On the flip side, a lack of feedback is dangerous! It's like trying to drive a car with no speedometer, cooking for customers at a restaurant without tasting your food, or a blind-folded archer firing off arrows randomly and hoping that they might somehow hit a target. The point is that feedback is essential to success and the better you get at asking for it, the higher your chances of improving and achieving your goals are.
However, many companies and organizations do not train their employees on the right way to give feedback, ask for it, receive it, and what to do with it. This results in employees receiving vague feedback, having a negative perception towards receiving criticism, not knowing how to improve their performances and ultimately feedback might do more harm than good at times.
In contrast, when an employee understands how to ask for feedback and how to receive it in the right manner, this could result in positive change, an improvement in performance, the overcoming of weaknesses, and the striving to become a better version of themselves. Of course, feedback can come from any party and there are different ways to proactively seek it out from different parties.
From your boss:
Don't be afraid to ask for an appointment with your boss and explain to him or her that you would like to receive feedback in order to try and improve your work performance and exceed expectations. 15 to 20 minutes should be about the ideal length of time to be able to receive feedback from your boss without taking too much time away from other tasks. The appointment should also only be between you and your boss unless they specify that someone else is going to sit in. But whatever you do, do not ambush your boss at unexpected times such as lunch, at a company party, or even in the toilet!
Find an opportune time to talk to your boss and there is a higher chance that they will be open and willing to give you honest feedback. Also, remember to be specific when asking about areas and ways in which you can improve. Take notes in order to be able to reflect on the feedback later at your own pace.

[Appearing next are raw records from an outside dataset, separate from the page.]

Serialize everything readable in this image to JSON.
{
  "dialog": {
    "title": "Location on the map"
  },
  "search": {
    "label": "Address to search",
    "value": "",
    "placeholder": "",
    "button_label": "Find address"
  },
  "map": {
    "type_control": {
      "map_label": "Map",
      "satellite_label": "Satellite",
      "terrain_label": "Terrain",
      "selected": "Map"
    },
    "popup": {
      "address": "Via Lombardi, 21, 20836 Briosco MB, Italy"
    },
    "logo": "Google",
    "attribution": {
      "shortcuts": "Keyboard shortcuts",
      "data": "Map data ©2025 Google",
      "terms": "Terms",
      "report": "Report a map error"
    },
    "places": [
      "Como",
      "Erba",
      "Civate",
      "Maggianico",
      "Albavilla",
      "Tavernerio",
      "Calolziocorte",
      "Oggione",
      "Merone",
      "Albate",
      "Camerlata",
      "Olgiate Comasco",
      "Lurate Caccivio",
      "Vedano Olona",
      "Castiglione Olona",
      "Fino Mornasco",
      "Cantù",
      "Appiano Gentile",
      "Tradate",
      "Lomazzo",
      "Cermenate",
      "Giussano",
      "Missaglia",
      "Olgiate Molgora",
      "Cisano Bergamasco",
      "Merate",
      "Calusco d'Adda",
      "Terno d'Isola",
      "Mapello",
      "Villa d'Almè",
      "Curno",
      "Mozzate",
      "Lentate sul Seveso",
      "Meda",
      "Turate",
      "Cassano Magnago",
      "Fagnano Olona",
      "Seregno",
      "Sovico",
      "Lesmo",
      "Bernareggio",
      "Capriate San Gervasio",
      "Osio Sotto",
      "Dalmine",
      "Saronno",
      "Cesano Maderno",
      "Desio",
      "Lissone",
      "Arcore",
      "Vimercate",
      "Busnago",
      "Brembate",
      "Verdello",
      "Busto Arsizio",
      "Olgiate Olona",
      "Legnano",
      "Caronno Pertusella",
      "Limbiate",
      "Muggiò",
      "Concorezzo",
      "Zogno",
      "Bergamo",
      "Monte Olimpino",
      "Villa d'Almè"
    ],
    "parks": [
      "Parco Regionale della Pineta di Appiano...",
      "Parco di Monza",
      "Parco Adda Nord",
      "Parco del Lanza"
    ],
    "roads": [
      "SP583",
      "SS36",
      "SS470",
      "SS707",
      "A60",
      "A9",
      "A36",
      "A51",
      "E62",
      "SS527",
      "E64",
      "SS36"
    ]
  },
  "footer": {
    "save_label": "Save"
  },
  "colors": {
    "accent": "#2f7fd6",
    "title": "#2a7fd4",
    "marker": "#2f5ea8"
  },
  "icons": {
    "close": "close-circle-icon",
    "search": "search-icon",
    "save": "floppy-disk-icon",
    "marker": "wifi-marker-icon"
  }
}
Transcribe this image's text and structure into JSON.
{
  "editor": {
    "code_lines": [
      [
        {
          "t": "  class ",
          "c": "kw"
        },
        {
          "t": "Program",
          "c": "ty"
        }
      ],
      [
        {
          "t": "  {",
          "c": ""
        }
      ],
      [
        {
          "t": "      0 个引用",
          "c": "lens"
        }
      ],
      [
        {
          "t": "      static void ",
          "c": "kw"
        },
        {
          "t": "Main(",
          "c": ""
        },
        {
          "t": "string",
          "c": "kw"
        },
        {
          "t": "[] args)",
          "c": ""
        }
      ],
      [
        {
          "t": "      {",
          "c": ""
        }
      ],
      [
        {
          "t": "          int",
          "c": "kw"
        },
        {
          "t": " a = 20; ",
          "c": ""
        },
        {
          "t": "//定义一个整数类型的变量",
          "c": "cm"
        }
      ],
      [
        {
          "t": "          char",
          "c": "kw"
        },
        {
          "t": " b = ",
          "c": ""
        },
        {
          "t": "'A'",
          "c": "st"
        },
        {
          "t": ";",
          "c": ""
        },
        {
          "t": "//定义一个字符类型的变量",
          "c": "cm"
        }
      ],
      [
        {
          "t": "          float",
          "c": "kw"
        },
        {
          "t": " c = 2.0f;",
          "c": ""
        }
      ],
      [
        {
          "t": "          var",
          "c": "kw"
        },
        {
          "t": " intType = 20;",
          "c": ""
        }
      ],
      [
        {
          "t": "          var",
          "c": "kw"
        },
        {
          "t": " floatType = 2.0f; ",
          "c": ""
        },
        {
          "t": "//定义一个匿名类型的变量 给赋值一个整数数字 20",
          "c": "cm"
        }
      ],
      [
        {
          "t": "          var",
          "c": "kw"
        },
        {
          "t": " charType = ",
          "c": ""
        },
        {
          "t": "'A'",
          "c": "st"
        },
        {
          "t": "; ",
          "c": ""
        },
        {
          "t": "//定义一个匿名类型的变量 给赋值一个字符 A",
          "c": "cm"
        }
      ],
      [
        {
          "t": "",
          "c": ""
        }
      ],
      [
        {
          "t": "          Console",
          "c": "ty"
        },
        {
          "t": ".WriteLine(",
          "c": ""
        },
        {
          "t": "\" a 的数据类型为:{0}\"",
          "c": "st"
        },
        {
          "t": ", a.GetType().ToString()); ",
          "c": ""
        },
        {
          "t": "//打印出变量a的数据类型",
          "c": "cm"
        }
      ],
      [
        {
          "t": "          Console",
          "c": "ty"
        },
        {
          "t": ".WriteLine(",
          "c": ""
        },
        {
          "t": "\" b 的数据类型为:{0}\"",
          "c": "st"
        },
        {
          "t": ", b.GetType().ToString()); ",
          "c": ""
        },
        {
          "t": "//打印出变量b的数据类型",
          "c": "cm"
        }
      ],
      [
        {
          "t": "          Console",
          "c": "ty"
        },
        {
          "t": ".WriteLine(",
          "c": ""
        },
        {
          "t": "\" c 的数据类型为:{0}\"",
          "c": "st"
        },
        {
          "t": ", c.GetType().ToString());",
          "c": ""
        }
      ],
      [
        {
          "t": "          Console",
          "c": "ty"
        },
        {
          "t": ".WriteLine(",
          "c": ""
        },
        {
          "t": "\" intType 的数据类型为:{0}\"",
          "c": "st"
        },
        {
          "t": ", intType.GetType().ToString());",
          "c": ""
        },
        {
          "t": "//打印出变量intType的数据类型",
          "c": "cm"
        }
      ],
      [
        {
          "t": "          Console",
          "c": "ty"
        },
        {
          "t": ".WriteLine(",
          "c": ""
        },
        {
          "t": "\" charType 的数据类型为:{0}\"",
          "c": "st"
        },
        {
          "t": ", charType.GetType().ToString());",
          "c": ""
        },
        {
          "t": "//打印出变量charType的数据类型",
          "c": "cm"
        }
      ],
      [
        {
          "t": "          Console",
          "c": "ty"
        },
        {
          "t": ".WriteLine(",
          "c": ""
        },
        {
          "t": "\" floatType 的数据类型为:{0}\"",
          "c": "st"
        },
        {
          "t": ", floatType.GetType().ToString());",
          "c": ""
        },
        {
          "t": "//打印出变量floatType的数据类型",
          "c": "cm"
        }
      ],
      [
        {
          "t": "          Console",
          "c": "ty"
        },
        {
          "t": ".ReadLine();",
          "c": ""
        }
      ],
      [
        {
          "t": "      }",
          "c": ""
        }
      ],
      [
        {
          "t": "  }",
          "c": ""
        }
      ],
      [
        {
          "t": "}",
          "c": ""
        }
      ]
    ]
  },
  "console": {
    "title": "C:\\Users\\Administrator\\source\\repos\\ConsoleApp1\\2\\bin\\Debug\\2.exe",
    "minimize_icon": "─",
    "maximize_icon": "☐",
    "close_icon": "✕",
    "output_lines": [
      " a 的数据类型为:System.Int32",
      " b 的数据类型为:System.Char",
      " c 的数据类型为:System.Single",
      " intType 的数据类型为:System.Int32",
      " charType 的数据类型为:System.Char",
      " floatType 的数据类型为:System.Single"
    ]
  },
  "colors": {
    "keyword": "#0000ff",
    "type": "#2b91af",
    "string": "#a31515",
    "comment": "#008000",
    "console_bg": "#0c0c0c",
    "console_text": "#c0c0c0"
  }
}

After the session, be proactive in implementing the suggestions given — the goal is to be able to see a positive change in yourself, which could then contribute to the larger enterprise. Ultimately, seeking feedback should be an ongoing process, so try to schedule times to ask for it at regular periods of time such as at the end of a project, at the end of a month, or at the end of every week.

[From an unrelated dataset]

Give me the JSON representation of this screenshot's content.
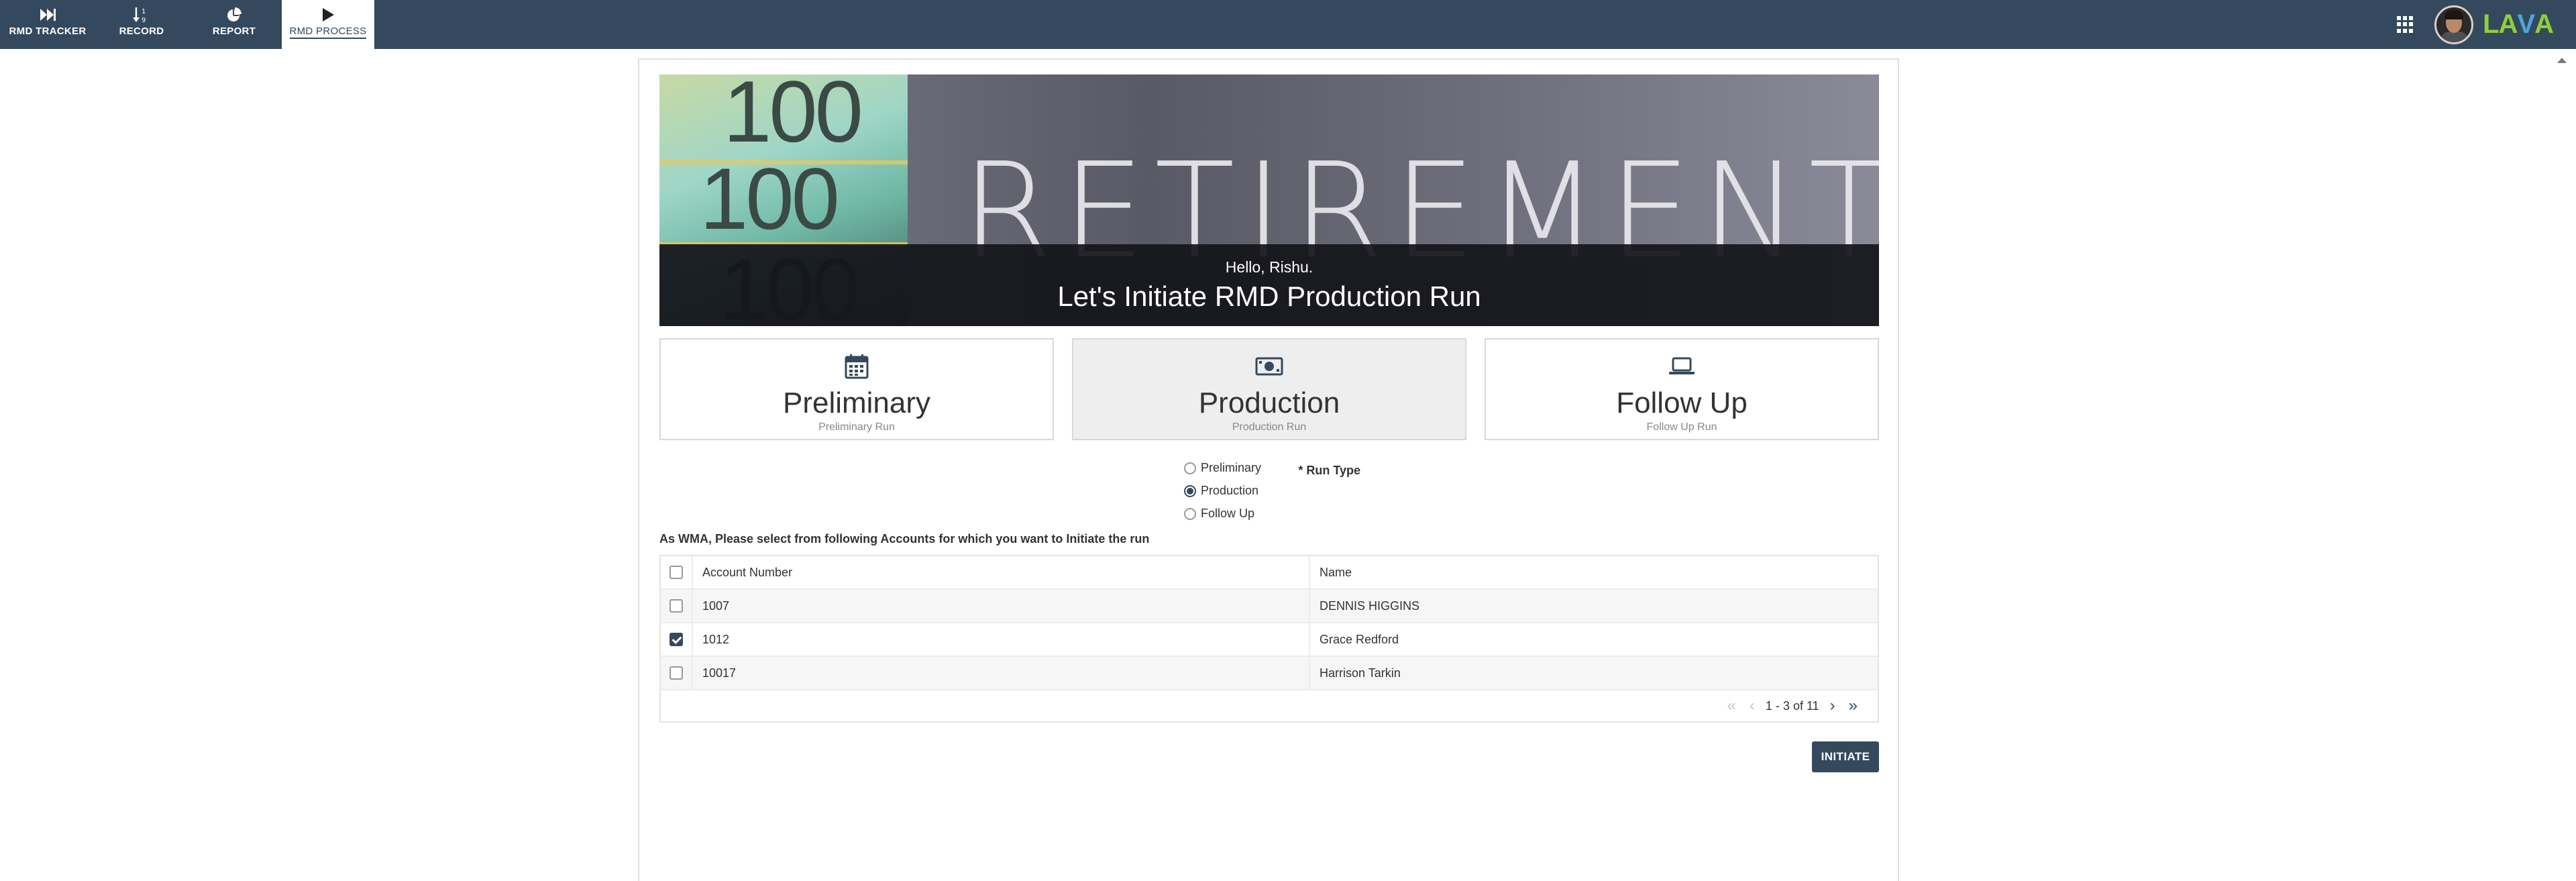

Besides your boss, there are other people in your company or around you that could seek constructive criticism from such as your colleagues. It should be noted that there are different ways to seek feedback from different parties.
From your colleagues:
Going around to every individual you interact with on a daily basis to ask for feedback may not be productive, so identify the colleagues you work with on a regular basis before preparing specific questions to ask them. While preparing the questions, you have to keep in mind the purpose of asking for feedback from the person. Is it to improve your relationship with the person? To find out how to be more efficient in your work? Ask specific questions related to the areas you wish to improve on as open-ended questions tend to be ineffective. Colleagues and team members are some of the best people to ask for feedback, as they are able to observe you regularly and give feedback without worrying about office hierarchy.

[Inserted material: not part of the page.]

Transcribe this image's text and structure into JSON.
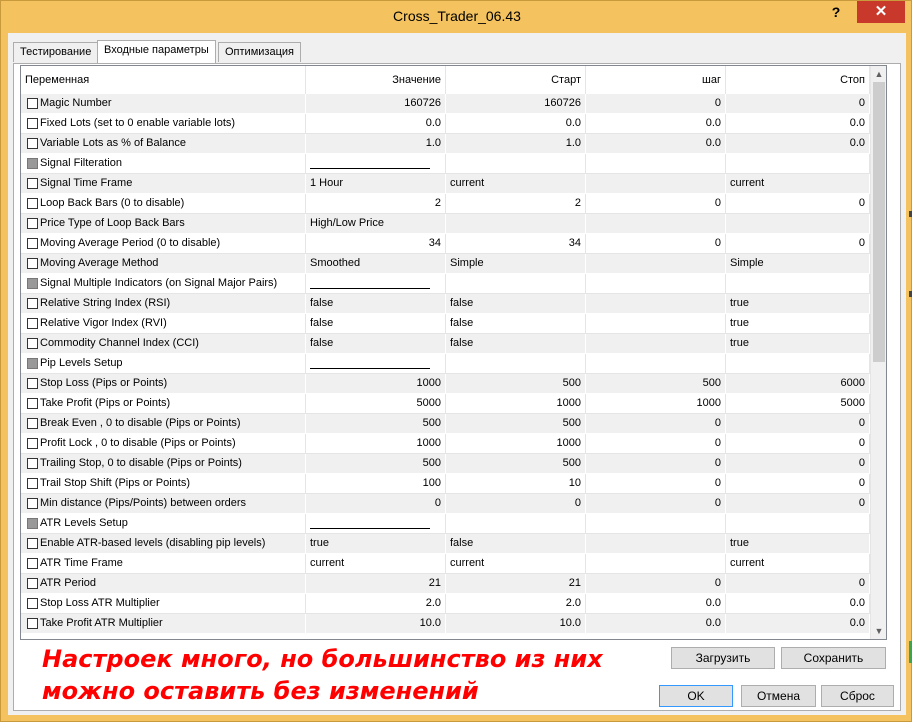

It is important to listen attentively to someone who is giving you feedback and respond actively to show them you are paying attention to them. Being able to not take offence when criticised and instead understand that your colleague is doing so in order for you to be able to grow and improve will also encourage your fellow worker to be authentic and honest when giving you feedback.
From your clients:
Approaching clients for feedback has to be done in the right manner. Often times, businesses put out statements such as ‘feel free to let me know what you think!’ with hopes of receiving feedback from their customers. This method does not get to the point and customers usually do not feel encouraged to respond. Instead, asking a more direct question regarding a customer’s experience with your business or service such as, “how did you feel about the customer service?” would likely receive more responses. Reaching out to customers directly through email, social media or even phone calls would also be more effective than asking them to fill out a form or online survey most of the time. For example, Facebook and Instagram have tools such as polls and surveys which could gather feedback from customers without causing them much inconvenience.
In conclusion, receiving feedback is often a stressful experience, but the more you do it, the easier it gets. So, do not be afraid to proactively seek it whenever you feel stuck or in need of a breakthrough at work. The process will make you happier and more productive at work, as you'll be seeking to constantly improve and this could lead to more opportunities for your boss to give you tasks and responsibilities that will test your skills and require you to grow. At the end of the day, feedback is a valuable tool and when used correctly can help build a strong team of people where its members feel confident about sharing their ideas, leading to greater trust within your team — and ultimately, a stronger and better business.